Domínio

Redes e entrega de conteúdo

Leve o tráfego para onde ele deve ir e descubra por que ele não está chegando: design de VPC, conectividade privada e híbrida, DNS com Route 53, CloudFront e Global Accelerator, serviços de proteção de rede, otimização de custos de rede e diagnóstico sistemático com flow logs e Reachability Analyzer.

Uma instância em uma sub-rede privada dá timeout ao chamar o S3. A aplicação não mudou e o role do IAM está correto, então a requisição morre em algum ponto do caminho: uma rota que falta, um NAT gateway na sub-rede errada, um security group sem regra de saída ou uma endpoint policy que ninguém lembra de ter escrito. Este domínio ensina a construir esse caminho com intenção e a percorrê-lo em ordem quando ele quebra.
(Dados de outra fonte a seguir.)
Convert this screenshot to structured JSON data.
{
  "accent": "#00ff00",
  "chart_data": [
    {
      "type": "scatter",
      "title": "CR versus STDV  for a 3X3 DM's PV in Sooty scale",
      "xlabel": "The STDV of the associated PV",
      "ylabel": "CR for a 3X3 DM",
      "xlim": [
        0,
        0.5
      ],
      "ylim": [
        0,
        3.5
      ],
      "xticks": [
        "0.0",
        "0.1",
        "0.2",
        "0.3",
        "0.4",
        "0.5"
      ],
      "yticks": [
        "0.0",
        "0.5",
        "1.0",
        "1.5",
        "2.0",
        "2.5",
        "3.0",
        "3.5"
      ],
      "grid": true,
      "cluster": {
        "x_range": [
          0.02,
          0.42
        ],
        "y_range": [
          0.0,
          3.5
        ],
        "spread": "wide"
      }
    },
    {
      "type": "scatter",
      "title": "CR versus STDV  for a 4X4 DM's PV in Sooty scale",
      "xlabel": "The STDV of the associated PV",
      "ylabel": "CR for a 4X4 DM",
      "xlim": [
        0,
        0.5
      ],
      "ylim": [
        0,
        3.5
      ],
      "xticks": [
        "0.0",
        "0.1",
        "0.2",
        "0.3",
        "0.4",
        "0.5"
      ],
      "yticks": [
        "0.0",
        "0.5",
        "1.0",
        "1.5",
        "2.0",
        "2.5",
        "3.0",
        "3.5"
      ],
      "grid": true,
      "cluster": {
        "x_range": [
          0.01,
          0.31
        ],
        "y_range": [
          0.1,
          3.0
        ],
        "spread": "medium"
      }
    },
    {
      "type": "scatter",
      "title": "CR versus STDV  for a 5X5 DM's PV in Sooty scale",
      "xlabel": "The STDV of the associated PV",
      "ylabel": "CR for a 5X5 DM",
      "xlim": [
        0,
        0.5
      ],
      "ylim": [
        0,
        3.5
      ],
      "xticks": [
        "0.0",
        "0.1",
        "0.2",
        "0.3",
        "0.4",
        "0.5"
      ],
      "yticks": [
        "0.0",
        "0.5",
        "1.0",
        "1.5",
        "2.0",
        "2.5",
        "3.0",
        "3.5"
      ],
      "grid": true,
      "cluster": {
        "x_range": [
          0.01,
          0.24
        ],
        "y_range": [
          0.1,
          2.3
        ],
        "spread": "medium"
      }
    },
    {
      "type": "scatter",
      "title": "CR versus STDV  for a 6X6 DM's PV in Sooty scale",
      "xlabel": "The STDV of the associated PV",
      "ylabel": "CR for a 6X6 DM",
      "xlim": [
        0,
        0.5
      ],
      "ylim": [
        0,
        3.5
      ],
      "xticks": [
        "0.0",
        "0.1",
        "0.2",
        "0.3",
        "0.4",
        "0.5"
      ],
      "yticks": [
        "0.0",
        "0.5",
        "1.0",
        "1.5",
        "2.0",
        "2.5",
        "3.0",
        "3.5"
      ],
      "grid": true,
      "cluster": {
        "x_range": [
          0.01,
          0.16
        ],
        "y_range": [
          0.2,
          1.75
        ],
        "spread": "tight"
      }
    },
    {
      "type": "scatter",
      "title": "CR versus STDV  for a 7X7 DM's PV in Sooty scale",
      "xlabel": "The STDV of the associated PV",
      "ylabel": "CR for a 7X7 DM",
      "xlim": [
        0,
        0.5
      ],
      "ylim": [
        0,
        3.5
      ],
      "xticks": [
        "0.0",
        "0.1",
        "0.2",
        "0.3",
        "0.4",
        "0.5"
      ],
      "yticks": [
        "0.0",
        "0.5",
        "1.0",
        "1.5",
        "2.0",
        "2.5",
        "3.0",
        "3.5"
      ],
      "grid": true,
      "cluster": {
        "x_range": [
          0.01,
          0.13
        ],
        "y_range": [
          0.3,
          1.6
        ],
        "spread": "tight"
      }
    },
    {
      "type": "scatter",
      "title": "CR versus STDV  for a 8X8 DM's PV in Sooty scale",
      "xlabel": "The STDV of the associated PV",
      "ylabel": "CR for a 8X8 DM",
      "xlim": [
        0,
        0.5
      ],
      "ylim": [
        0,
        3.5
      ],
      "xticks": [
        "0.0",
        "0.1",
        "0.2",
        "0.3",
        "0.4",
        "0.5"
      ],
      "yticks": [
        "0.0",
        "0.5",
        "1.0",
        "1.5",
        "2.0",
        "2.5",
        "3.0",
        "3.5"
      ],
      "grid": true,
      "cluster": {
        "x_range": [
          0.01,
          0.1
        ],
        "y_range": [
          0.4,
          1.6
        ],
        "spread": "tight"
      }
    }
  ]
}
Redes valem 18% do SOA-C03, mas a fatia que ocupam nos incidentes reais é maior. Falhas de outros domínios aparecem aqui primeiro: um target group que reporta unhealthy, uma função Lambda que não alcança o banco de dados, uma stack que trava em um recurso sem saída para a internet.

O que este domínio cobre

  • Os blocos da VPC: planejamento de CIDR, sub-redes públicas e privadas, e qual route table manda o tráfego para onde
  • Internet gateways, NAT gateways e egress-only gateways, incluindo o caso IPv6 e o custo que o NAT adiciona
  • Security groups contra network ACLs: stateful e stateless, e qual dos dois o cenário está descrevendo
  • Acesso privado com gateway endpoints e interface endpoints, mais PrivateLink para serviços que você ou um parceiro expõe
  • Conexão entre redes com VPC peering, Transit Gateway, Site-to-Site VPN e Client VPN
  • Hosted zones do Route 53, o Resolver para resolução de nomes híbrida e as políticas de roteamento (weighted, latency, failover, geolocation)
  • Distribuições do CloudFront e comportamento de cache, e em quais casos o Global Accelerator entra no lugar
  • Auditoria dos serviços de proteção de rede, redução do gasto com transferência de dados e NAT, e diagnóstico com VPC Flow Logs, Reachability Analyzer e métricas de rede do CloudWatch

Por que isso importa

As questões daqui entregam uma conexão que falha e quatro motivos plausíveis para ela. O que resolve é um método em ordem: route table, depois gateway, depois network ACL, depois security group e, por fim, a policy do endpoint ou do serviço. A mesma sequência funciona quando o destino é o S3, um data center on-premises ou outra VPC.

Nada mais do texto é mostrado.